There’s more. Republicans in Wisconsin, for example, have gerrymandered the state so that nothing short of a Democratic supermajority could break their hold on the State Legislature. And the Trump administration, seeking to enhance the power and influence of its white, rural base, has undermined the census, aiming for an undercount that would deprive millions of Americans in cities and other more diverse areas of federal resources and representation.
In this election, Republicans have registered new supporters in their effort to win re-election for President Trump, but the broad pattern is clear: Republicans are hostile to greater democracy, where democracy means equal representation in a federal system of separated powers. Name a proposal that would enlarge the scope of American democracy — more states, a national popular vote, a larger House of Representatives — and Republicans (or their conservative allies) are almost certain to oppose it. Some Republicans, notably Senator Ben Sasse of Nebraska, even oppose existing democratic reforms, like the direct election of senators.
One way to understand this opposition to greater democracy is as a preference for political and constitutional stasis. And this makes sense. The power of the Republican Party in its present form rests on static institutions and a frozen politics. Ending (or radically reforming) the Electoral College would, as Graham said, make it more difficult for Republicans to elect a president, meaning they could no longer win a presidential race while losing the popular vote itself. Creating new states woulddisturb the balance of the Senate and possibly make it more difficult for Republicans to win a majority in the chamber. Expanding the Supreme Court and the federal judiciary would harm the Republican effort to undermine federal election protection and allow voter suppression and disenfranchisement.

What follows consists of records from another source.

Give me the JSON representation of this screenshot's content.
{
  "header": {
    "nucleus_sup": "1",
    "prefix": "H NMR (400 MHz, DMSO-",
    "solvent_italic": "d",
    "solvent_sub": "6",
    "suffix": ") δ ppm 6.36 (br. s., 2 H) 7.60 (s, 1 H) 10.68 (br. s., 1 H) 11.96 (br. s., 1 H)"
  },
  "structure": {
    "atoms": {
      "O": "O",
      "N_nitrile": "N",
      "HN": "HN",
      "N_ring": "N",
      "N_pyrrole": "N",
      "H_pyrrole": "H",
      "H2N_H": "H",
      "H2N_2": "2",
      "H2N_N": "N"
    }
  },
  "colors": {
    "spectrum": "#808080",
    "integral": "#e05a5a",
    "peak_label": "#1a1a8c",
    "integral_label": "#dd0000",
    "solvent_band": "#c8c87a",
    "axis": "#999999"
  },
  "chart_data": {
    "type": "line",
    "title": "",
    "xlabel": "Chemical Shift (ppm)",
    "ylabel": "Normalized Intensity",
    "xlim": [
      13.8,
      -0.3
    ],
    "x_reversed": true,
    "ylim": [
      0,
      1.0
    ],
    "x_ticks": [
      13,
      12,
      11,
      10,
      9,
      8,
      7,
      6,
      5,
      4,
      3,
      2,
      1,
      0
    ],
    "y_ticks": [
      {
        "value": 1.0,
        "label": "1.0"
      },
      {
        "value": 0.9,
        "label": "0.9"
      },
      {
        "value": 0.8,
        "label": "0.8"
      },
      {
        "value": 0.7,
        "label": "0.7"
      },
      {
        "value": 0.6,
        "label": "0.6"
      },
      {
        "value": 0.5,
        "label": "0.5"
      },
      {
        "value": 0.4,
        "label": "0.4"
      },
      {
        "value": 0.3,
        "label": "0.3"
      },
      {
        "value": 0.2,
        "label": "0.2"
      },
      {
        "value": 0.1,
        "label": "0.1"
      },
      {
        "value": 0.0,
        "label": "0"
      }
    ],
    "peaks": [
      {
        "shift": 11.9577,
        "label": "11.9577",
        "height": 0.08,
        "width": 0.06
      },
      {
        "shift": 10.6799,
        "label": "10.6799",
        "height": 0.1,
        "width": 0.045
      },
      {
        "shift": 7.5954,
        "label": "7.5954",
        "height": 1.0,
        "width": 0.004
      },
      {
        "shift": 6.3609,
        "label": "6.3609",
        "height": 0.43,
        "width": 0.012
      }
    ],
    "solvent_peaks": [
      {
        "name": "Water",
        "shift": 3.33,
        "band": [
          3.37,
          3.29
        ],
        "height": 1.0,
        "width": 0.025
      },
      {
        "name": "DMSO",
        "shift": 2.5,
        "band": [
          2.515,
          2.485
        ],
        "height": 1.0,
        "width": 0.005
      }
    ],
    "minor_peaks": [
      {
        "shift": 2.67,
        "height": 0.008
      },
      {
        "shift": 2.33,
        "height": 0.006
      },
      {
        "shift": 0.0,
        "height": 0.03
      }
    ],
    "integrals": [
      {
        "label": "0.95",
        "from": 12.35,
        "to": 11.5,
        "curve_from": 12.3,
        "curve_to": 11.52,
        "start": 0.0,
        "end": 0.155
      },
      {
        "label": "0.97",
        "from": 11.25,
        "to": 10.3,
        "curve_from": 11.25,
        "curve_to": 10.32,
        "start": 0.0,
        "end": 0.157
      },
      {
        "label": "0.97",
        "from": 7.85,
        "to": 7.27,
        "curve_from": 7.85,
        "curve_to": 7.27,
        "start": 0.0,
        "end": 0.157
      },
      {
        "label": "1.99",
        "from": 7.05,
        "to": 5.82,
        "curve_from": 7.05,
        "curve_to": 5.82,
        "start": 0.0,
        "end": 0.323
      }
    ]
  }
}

The Republican Party as currently constituted is a minority party representing a demographically narrow segment of the American electorate. It needs stasis — institutional and constitutional — to survive. Democrats do not. Just the opposite, they need a political system that can grow with and respond to change within our society. Progressive government is necessarily active government. And if we can speak of original intent, it was not the intent of the founders of this country to have a static government, a static constitutional order, or — for that matter — a static society.
The question of whether Democrats will abolish the filibuster or expand the courts or create new states, should they win power, is actually a question of whether Democrats will bring dynamism to the American political system. The prospect is daunting. But if they have any desire to reverse the damage of the past four years — if they want to return to something like normalcy — then the path to stability begins with transformation.”